A giant poster announcing the upcoming European elections, stucks on the facade of the European Parliament building, in Strasbourg, eastern France. The European Parliament elections are planned to be held from June 6 to 9, 2024. LEHTIKUVA / AFP

International news

A report released by leading economists from France, Germany, and Italy has launched a critical analysis of the European Union's current approach to research and development, suggesting that the EU is significantly trailing in the global innovation race. According to the study, the lack of presence among the world's top tech companies and startups signifies a dire need for a strategic pivot towards more cutting-edge and disruptive innovation projects.

Nobel laureate Jean Tirole of the Toulouse School of Economics highlights the EU's disproportionate investment in mid-tech sectors, particularly the automotive industry, at the expense of burgeoning high-tech fields like the digital economy. This imbalance has ensnared the continent in a "mid-tech trap," stifling its economic growth and reducing its influence on the global stage.

Clemens Fuest, President of the Ifo Institute, echoes Tirole's concerns, pointing out that Europe's innovation efforts are overly concentrated and lagging in sectors critical for future competitiveness. The report emphasizes the need for the EU to significantly increase its R&D expenditure, particularly in low Technological Readiness Level projects that promise transformative potential.

The recommendations extend to the governance of Horizon Europe, the EU's key funding program for research and innovation. The authors advocate for a reduction in political oversight of scientific decisions, proposing instead a model that empowers leading scientists with greater autonomy and flexibility. This approach aims to invigorate the EU's research landscape by enabling more groundbreaking innovations to emerge.

Further comparisons with the United States reveal structural inefficiencies within the EU's funding mechanisms, particularly the European Innovation Council (EIC), which is suggested to draw inspiration from the US ARPA model.

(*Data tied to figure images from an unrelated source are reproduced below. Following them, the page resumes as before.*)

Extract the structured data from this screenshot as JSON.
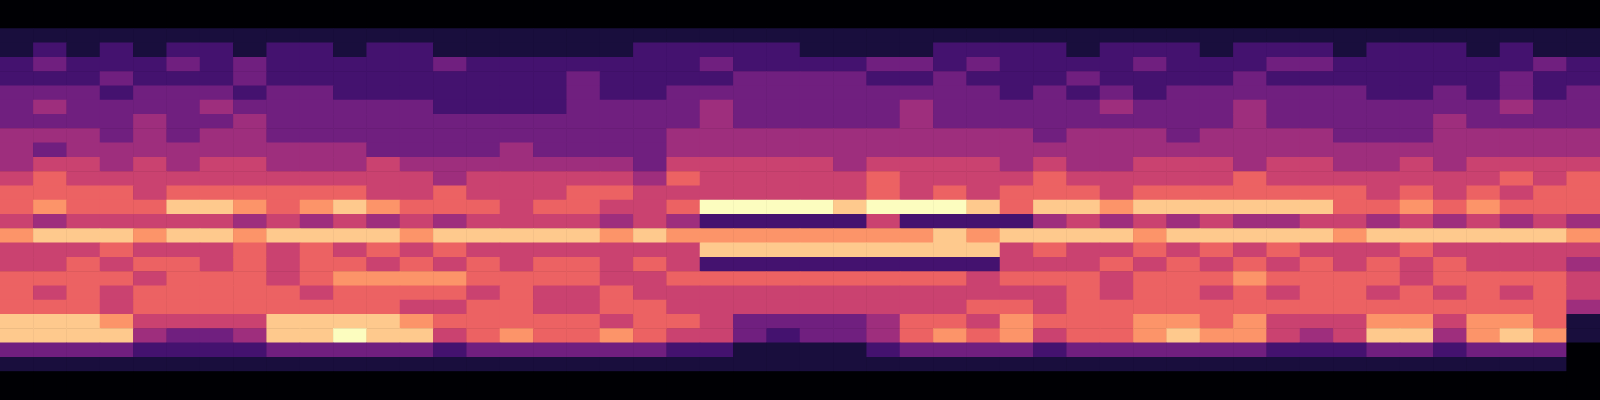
{
  "chart_data": {
    "type": "heatmap",
    "tick_labels": false,
    "grid": false,
    "color_range": [
      0,
      9
    ],
    "cells": [
      [
        0,
        0,
        0,
        0,
        0,
        0,
        0,
        0,
        0,
        0,
        0,
        0,
        0,
        0,
        0,
        0,
        0,
        0,
        0,
        0,
        0,
        0,
        0,
        0,
        0,
        0,
        0,
        0,
        0,
        0,
        0,
        0,
        0,
        0,
        0,
        0,
        0,
        0,
        0,
        0,
        0,
        0,
        0,
        0,
        0,
        0,
        0,
        0
      ],
      [
        0,
        0,
        0,
        0,
        0,
        0,
        0,
        0,
        0,
        0,
        0,
        0,
        0,
        0,
        0,
        0,
        0,
        0,
        0,
        0,
        0,
        0,
        0,
        0,
        0,
        0,
        0,
        0,
        0,
        0,
        0,
        0,
        0,
        0,
        0,
        0,
        0,
        0,
        0,
        0,
        0,
        0,
        0,
        0,
        0,
        0,
        0,
        0
      ],
      [
        1,
        1,
        1,
        1,
        1,
        1,
        1,
        1,
        1,
        1,
        1,
        1,
        1,
        1,
        1,
        1,
        1,
        1,
        1,
        1,
        1,
        1,
        1,
        1,
        1,
        1,
        1,
        1,
        1,
        1,
        1,
        1,
        1,
        1,
        1,
        1,
        1,
        1,
        1,
        1,
        1,
        1,
        1,
        1,
        1,
        1,
        1,
        1
      ],
      [
        1,
        2,
        1,
        2,
        1,
        2,
        2,
        1,
        2,
        2,
        1,
        2,
        2,
        1,
        1,
        1,
        1,
        1,
        1,
        2,
        2,
        2,
        2,
        2,
        1,
        1,
        1,
        1,
        2,
        2,
        2,
        2,
        1,
        2,
        2,
        2,
        1,
        2,
        2,
        2,
        1,
        2,
        2,
        2,
        1,
        2,
        1,
        1
      ],
      [
        2,
        3,
        2,
        2,
        2,
        3,
        2,
        3,
        2,
        2,
        2,
        2,
        2,
        3,
        2,
        2,
        2,
        2,
        2,
        2,
        2,
        3,
        2,
        2,
        2,
        2,
        3,
        3,
        2,
        3,
        2,
        2,
        2,
        2,
        3,
        2,
        2,
        2,
        3,
        3,
        2,
        2,
        2,
        2,
        2,
        2,
        3,
        2
      ],
      [
        2,
        2,
        2,
        3,
        2,
        2,
        2,
        3,
        2,
        2,
        2,
        2,
        2,
        2,
        2,
        2,
        2,
        3,
        2,
        2,
        2,
        2,
        3,
        3,
        3,
        3,
        2,
        2,
        3,
        2,
        2,
        2,
        3,
        2,
        2,
        2,
        2,
        3,
        2,
        2,
        2,
        2,
        2,
        2,
        2,
        3,
        2,
        2
      ],
      [
        3,
        3,
        3,
        2,
        3,
        3,
        3,
        2,
        3,
        3,
        2,
        2,
        2,
        2,
        2,
        2,
        2,
        3,
        2,
        2,
        3,
        3,
        3,
        3,
        3,
        3,
        3,
        3,
        3,
        3,
        2,
        3,
        2,
        3,
        2,
        3,
        3,
        3,
        3,
        3,
        3,
        2,
        2,
        3,
        2,
        3,
        2,
        3
      ],
      [
        3,
        4,
        3,
        3,
        3,
        3,
        4,
        3,
        3,
        3,
        3,
        3,
        3,
        2,
        2,
        2,
        2,
        3,
        3,
        3,
        3,
        4,
        3,
        3,
        3,
        3,
        3,
        4,
        3,
        3,
        3,
        3,
        3,
        4,
        3,
        3,
        3,
        4,
        3,
        3,
        3,
        3,
        3,
        3,
        3,
        4,
        3,
        3
      ],
      [
        3,
        3,
        3,
        3,
        4,
        3,
        3,
        4,
        3,
        3,
        3,
        3,
        3,
        3,
        3,
        3,
        3,
        3,
        3,
        3,
        3,
        4,
        3,
        3,
        3,
        3,
        3,
        4,
        3,
        3,
        3,
        3,
        3,
        3,
        3,
        3,
        3,
        4,
        3,
        3,
        3,
        3,
        3,
        4,
        3,
        3,
        3,
        3
      ],
      [
        4,
        4,
        4,
        3,
        4,
        3,
        4,
        4,
        3,
        3,
        3,
        3,
        3,
        3,
        3,
        3,
        3,
        3,
        3,
        3,
        4,
        4,
        4,
        4,
        4,
        4,
        4,
        4,
        4,
        4,
        4,
        3,
        4,
        4,
        4,
        3,
        4,
        4,
        4,
        4,
        3,
        3,
        3,
        4,
        4,
        4,
        4,
        4
      ],
      [
        4,
        3,
        4,
        4,
        4,
        4,
        4,
        4,
        4,
        4,
        4,
        3,
        3,
        3,
        3,
        4,
        3,
        3,
        3,
        3,
        4,
        4,
        4,
        4,
        4,
        4,
        4,
        4,
        4,
        4,
        4,
        4,
        4,
        4,
        4,
        4,
        4,
        4,
        4,
        4,
        4,
        4,
        4,
        4,
        4,
        4,
        4,
        4
      ],
      [
        4,
        5,
        5,
        4,
        5,
        4,
        5,
        5,
        4,
        4,
        4,
        5,
        4,
        4,
        4,
        4,
        4,
        4,
        4,
        3,
        5,
        5,
        5,
        5,
        5,
        4,
        5,
        5,
        5,
        5,
        4,
        5,
        4,
        4,
        5,
        5,
        5,
        4,
        5,
        5,
        4,
        4,
        5,
        4,
        5,
        5,
        5,
        5
      ],
      [
        5,
        6,
        5,
        5,
        5,
        5,
        5,
        5,
        5,
        5,
        5,
        5,
        5,
        4,
        5,
        5,
        5,
        5,
        5,
        4,
        6,
        5,
        5,
        5,
        5,
        5,
        6,
        5,
        5,
        5,
        5,
        6,
        5,
        5,
        5,
        5,
        5,
        6,
        5,
        5,
        5,
        5,
        5,
        5,
        5,
        6,
        5,
        6
      ],
      [
        6,
        6,
        6,
        6,
        5,
        6,
        6,
        6,
        6,
        6,
        6,
        5,
        5,
        6,
        5,
        5,
        5,
        6,
        6,
        5,
        5,
        5,
        5,
        5,
        5,
        5,
        6,
        5,
        6,
        5,
        6,
        6,
        6,
        5,
        6,
        6,
        6,
        6,
        6,
        6,
        6,
        5,
        6,
        5,
        6,
        5,
        6,
        6
      ],
      [
        6,
        7,
        6,
        6,
        6,
        8,
        8,
        7,
        6,
        7,
        8,
        7,
        6,
        6,
        6,
        5,
        6,
        6,
        5,
        5,
        6,
        9,
        9,
        9,
        9,
        8,
        9,
        9,
        9,
        8,
        6,
        8,
        8,
        7,
        8,
        8,
        8,
        8,
        8,
        8,
        6,
        6,
        7,
        6,
        7,
        6,
        6,
        6
      ],
      [
        5,
        4,
        5,
        5,
        5,
        5,
        5,
        4,
        5,
        4,
        5,
        4,
        5,
        4,
        5,
        5,
        5,
        5,
        4,
        5,
        4,
        2,
        2,
        2,
        2,
        2,
        5,
        2,
        2,
        2,
        2,
        4,
        5,
        4,
        5,
        4,
        5,
        4,
        4,
        5,
        5,
        4,
        5,
        4,
        5,
        4,
        5,
        4
      ],
      [
        7,
        8,
        8,
        8,
        7,
        8,
        8,
        7,
        8,
        8,
        8,
        8,
        7,
        8,
        8,
        8,
        8,
        8,
        7,
        8,
        7,
        7,
        7,
        7,
        7,
        7,
        7,
        7,
        8,
        7,
        8,
        8,
        8,
        8,
        7,
        8,
        8,
        8,
        8,
        8,
        7,
        8,
        8,
        8,
        8,
        8,
        8,
        7
      ],
      [
        5,
        5,
        5,
        6,
        5,
        5,
        5,
        6,
        5,
        6,
        5,
        6,
        5,
        6,
        5,
        5,
        5,
        5,
        5,
        5,
        5,
        8,
        8,
        8,
        8,
        8,
        8,
        8,
        8,
        8,
        5,
        6,
        5,
        5,
        6,
        5,
        6,
        5,
        6,
        5,
        5,
        5,
        6,
        5,
        5,
        5,
        5,
        5
      ],
      [
        5,
        5,
        6,
        5,
        6,
        6,
        5,
        6,
        5,
        6,
        6,
        5,
        6,
        5,
        6,
        5,
        6,
        6,
        5,
        6,
        5,
        2,
        2,
        2,
        2,
        2,
        2,
        2,
        2,
        2,
        5,
        5,
        5,
        6,
        5,
        6,
        5,
        6,
        5,
        6,
        5,
        6,
        5,
        6,
        5,
        5,
        5,
        4
      ],
      [
        6,
        6,
        6,
        6,
        5,
        6,
        6,
        6,
        5,
        6,
        7,
        7,
        7,
        7,
        6,
        6,
        6,
        6,
        5,
        5,
        6,
        6,
        6,
        6,
        6,
        6,
        6,
        6,
        6,
        5,
        6,
        6,
        6,
        5,
        6,
        6,
        6,
        7,
        6,
        6,
        6,
        6,
        5,
        6,
        6,
        6,
        6,
        5
      ],
      [
        6,
        5,
        6,
        5,
        6,
        6,
        6,
        6,
        6,
        5,
        6,
        6,
        6,
        6,
        5,
        6,
        5,
        5,
        6,
        5,
        5,
        5,
        5,
        5,
        5,
        5,
        5,
        5,
        5,
        5,
        5,
        5,
        6,
        5,
        6,
        6,
        5,
        6,
        5,
        6,
        6,
        5,
        6,
        5,
        6,
        5,
        6,
        5
      ],
      [
        6,
        6,
        6,
        5,
        6,
        6,
        6,
        6,
        6,
        6,
        6,
        6,
        5,
        5,
        6,
        6,
        5,
        5,
        6,
        6,
        5,
        5,
        5,
        5,
        5,
        5,
        5,
        5,
        5,
        6,
        6,
        5,
        6,
        6,
        6,
        6,
        6,
        6,
        6,
        6,
        6,
        6,
        6,
        6,
        6,
        6,
        6,
        4
      ],
      [
        8,
        8,
        8,
        7,
        5,
        5,
        5,
        5,
        8,
        8,
        8,
        8,
        7,
        6,
        6,
        6,
        6,
        6,
        5,
        6,
        6,
        5,
        3,
        3,
        3,
        3,
        4,
        6,
        6,
        5,
        7,
        6,
        6,
        6,
        7,
        7,
        6,
        7,
        5,
        5,
        5,
        7,
        7,
        5,
        7,
        7,
        6,
        1
      ],
      [
        8,
        8,
        8,
        8,
        4,
        3,
        3,
        4,
        8,
        8,
        9,
        8,
        8,
        5,
        6,
        7,
        6,
        6,
        7,
        6,
        5,
        5,
        3,
        2,
        3,
        3,
        4,
        6,
        7,
        6,
        7,
        5,
        6,
        6,
        7,
        8,
        7,
        7,
        5,
        4,
        5,
        8,
        8,
        4,
        7,
        8,
        7,
        1
      ],
      [
        3,
        3,
        3,
        3,
        2,
        2,
        2,
        2,
        3,
        3,
        3,
        3,
        3,
        2,
        3,
        3,
        3,
        3,
        3,
        3,
        2,
        2,
        1,
        1,
        1,
        1,
        2,
        3,
        3,
        3,
        3,
        2,
        3,
        3,
        3,
        3,
        3,
        3,
        2,
        2,
        2,
        3,
        3,
        2,
        3,
        3,
        3,
        0
      ],
      [
        1,
        1,
        1,
        1,
        1,
        1,
        1,
        1,
        1,
        1,
        1,
        1,
        1,
        1,
        1,
        1,
        1,
        1,
        1,
        1,
        1,
        1,
        1,
        1,
        1,
        1,
        1,
        1,
        1,
        1,
        1,
        1,
        1,
        1,
        1,
        1,
        1,
        1,
        1,
        1,
        1,
        1,
        1,
        1,
        1,
        1,
        1,
        0
      ],
      [
        0,
        0,
        0,
        0,
        0,
        0,
        0,
        0,
        0,
        0,
        0,
        0,
        0,
        0,
        0,
        0,
        0,
        0,
        0,
        0,
        0,
        0,
        0,
        0,
        0,
        0,
        0,
        0,
        0,
        0,
        0,
        0,
        0,
        0,
        0,
        0,
        0,
        0,
        0,
        0,
        0,
        0,
        0,
        0,
        0,
        0,
        0,
        0
      ],
      [
        0,
        0,
        0,
        0,
        0,
        0,
        0,
        0,
        0,
        0,
        0,
        0,
        0,
        0,
        0,
        0,
        0,
        0,
        0,
        0,
        0,
        0,
        0,
        0,
        0,
        0,
        0,
        0,
        0,
        0,
        0,
        0,
        0,
        0,
        0,
        0,
        0,
        0,
        0,
        0,
        0,
        0,
        0,
        0,
        0,
        0,
        0,
        0
      ]
    ]
  }
}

The report criticizes the EU's cumbersome application processes and suggests a shift towards a less bureaucratic, more scientist-led committee structure to facilitate breakthroughs in innovation.

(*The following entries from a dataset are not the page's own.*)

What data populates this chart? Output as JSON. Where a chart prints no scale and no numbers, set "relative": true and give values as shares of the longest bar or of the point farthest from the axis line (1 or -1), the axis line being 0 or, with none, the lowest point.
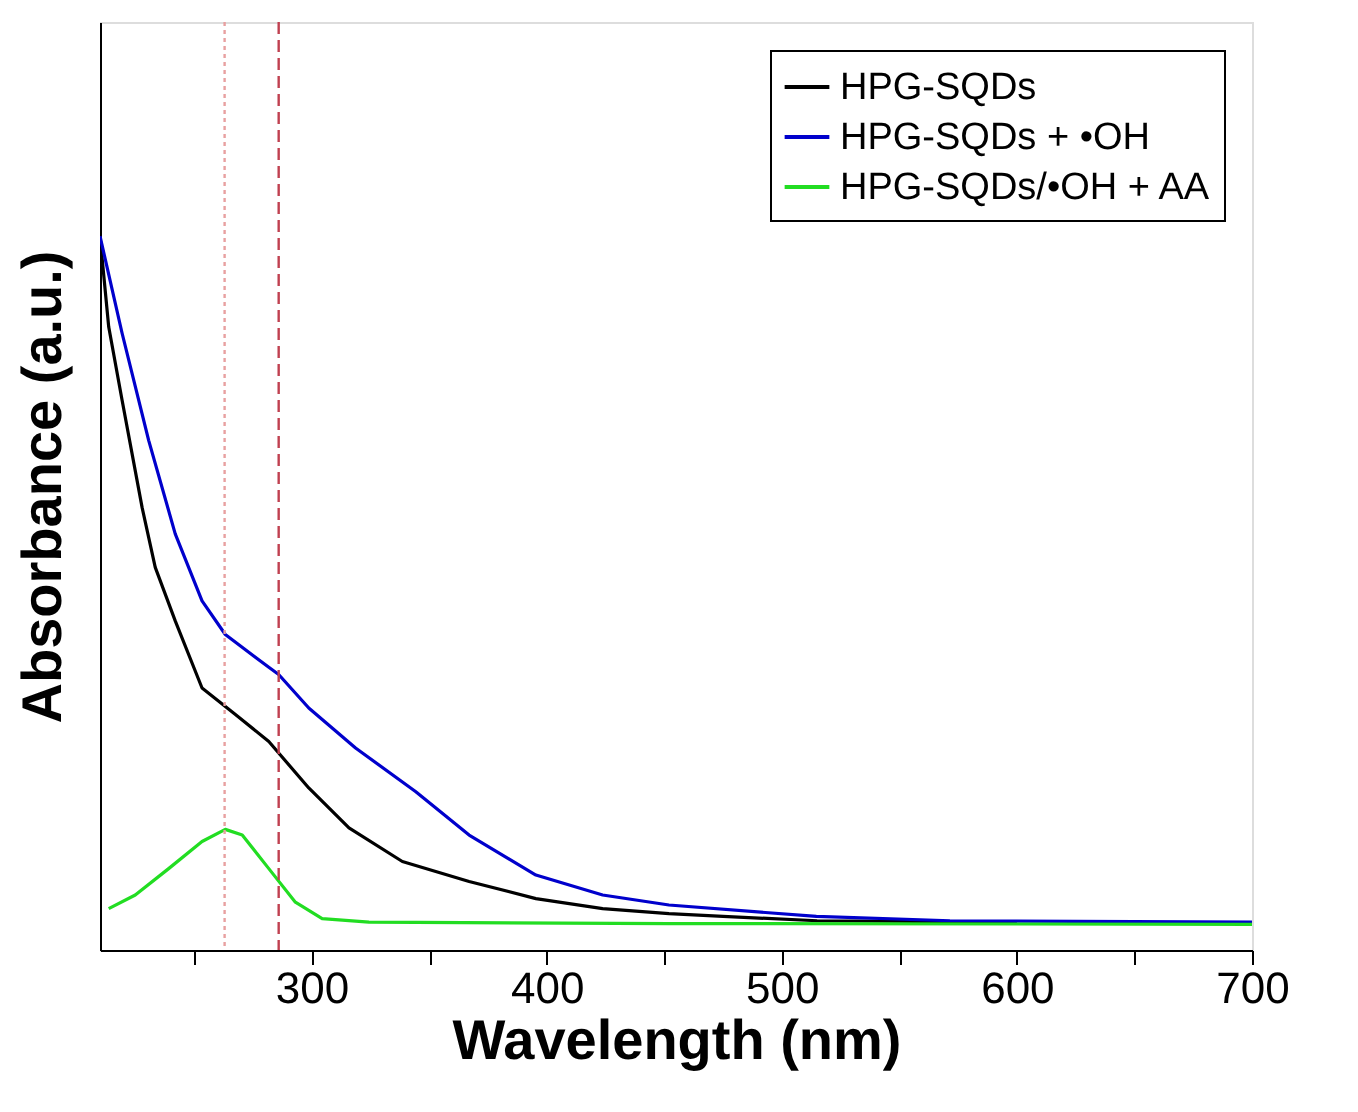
{
  "chart_data": {
    "type": "line",
    "xlabel": "Wavelength (nm)",
    "ylabel": "Absorbance (a.u.)",
    "relative": true,
    "xlim": [
      210,
      700
    ],
    "xticks": [
      {
        "value": 250,
        "label": null
      },
      300,
      {
        "value": 350,
        "label": null
      },
      400,
      {
        "value": 450,
        "label": null
      },
      500,
      {
        "value": 550,
        "label": null
      },
      600,
      {
        "value": 650,
        "label": null
      },
      700
    ],
    "series": [
      {
        "name": "HPG-SQDs",
        "color": "#000000",
        "x": [
          210,
          213.7,
          219.4,
          227.9,
          233.5,
          242,
          253.4,
          267.6,
          281.8,
          298.8,
          315.9,
          338.6,
          367,
          395.4,
          423.8,
          452,
          475,
          515,
          600
        ],
        "values": [
          1.0,
          0.873,
          0.77,
          0.62,
          0.536,
          0.461,
          0.367,
          0.33,
          0.292,
          0.227,
          0.171,
          0.124,
          0.096,
          0.072,
          0.058,
          0.051,
          0.047,
          0.041,
          0.039
        ]
      },
      {
        "name": "HPG-SQDs + •OH",
        "color": "#0000cc",
        "x": [
          210,
          219.4,
          230.7,
          242,
          253.4,
          263.3,
          281.8,
          286,
          298.8,
          318.7,
          344.2,
          367,
          395.4,
          423.8,
          452,
          514.7,
          571.5,
          700
        ],
        "values": [
          1.0,
          0.864,
          0.714,
          0.583,
          0.489,
          0.442,
          0.396,
          0.386,
          0.339,
          0.283,
          0.222,
          0.161,
          0.105,
          0.077,
          0.063,
          0.047,
          0.041,
          0.039
        ]
      },
      {
        "name": "HPG-SQDs/•OH + AA",
        "color": "#22dd22",
        "x": [
          213.7,
          225,
          239.2,
          253.4,
          263.3,
          270.5,
          281.8,
          293.1,
          304.5,
          324.4,
          452,
          700
        ],
        "values": [
          0.058,
          0.077,
          0.114,
          0.152,
          0.169,
          0.161,
          0.114,
          0.067,
          0.044,
          0.039,
          0.037,
          0.036
        ]
      }
    ],
    "ref_lines": [
      {
        "axis": "x",
        "value": 263,
        "color": "#e8a0a0",
        "line_style": "dotted"
      },
      {
        "axis": "x",
        "value": 286,
        "color": "#c04050",
        "line_style": "dashed"
      }
    ],
    "legend": "top right",
    "grid": false
  }
}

One of the more radical proposals includes a significant budget reallocation from the European Institute of Innovation and Technology (EIT), which the report indicates has fallen short of its objectives, to more promising areas of research.

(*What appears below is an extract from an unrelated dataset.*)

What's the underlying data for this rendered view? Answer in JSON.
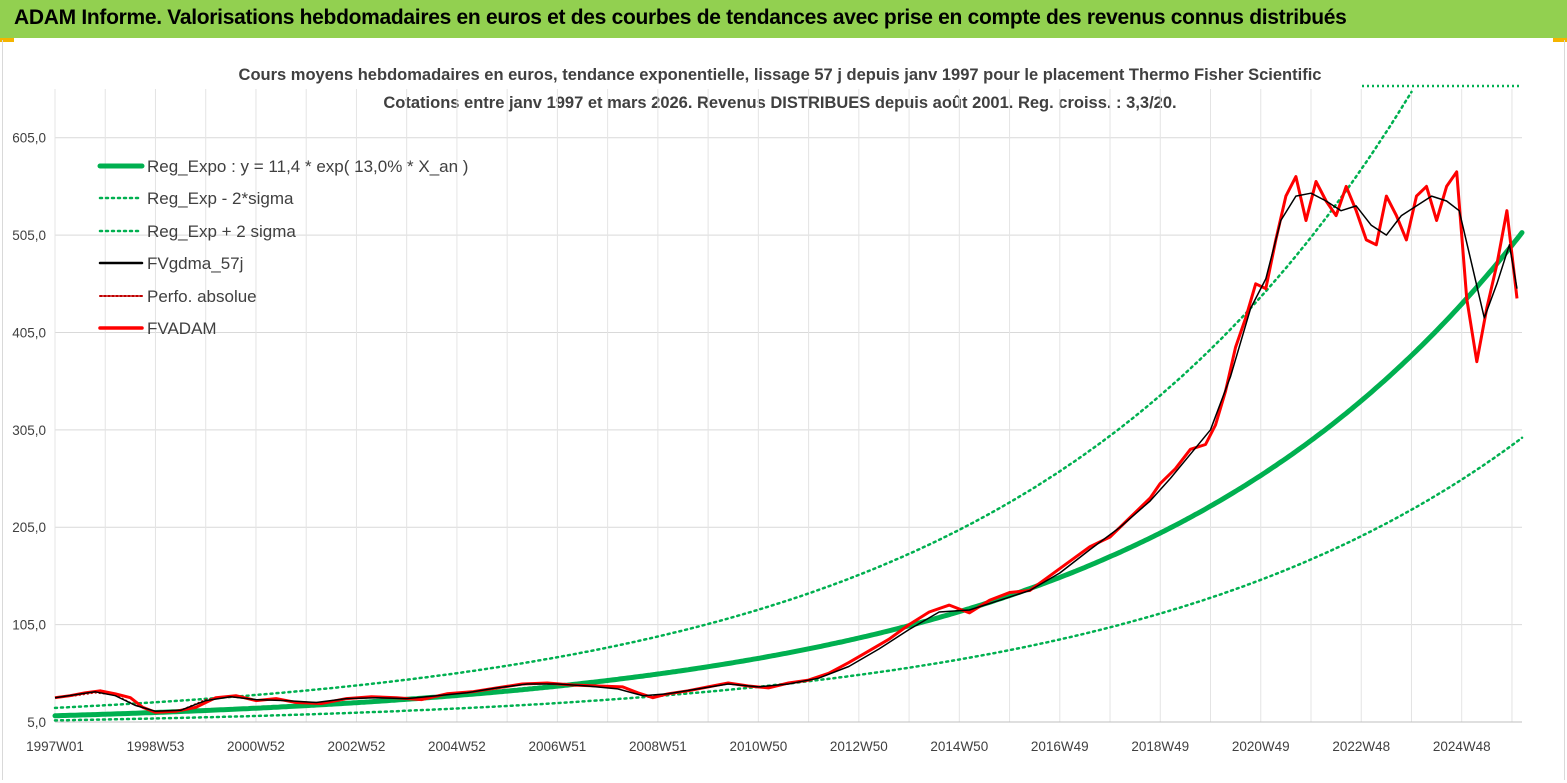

Released in Brussels and spearheaded by prominent economists including Clemens Fuest, Daniel Gros of the Institute for European Policymaking at Bocconi University Milan, and Jean Tirole, the report titled "EU Innovation Policy – How to Escape the Middle Technology Trap?" offers a compelling blueprint for revamping the EU's research and innovation strategy to secure its place as a global leader in technology and innovation.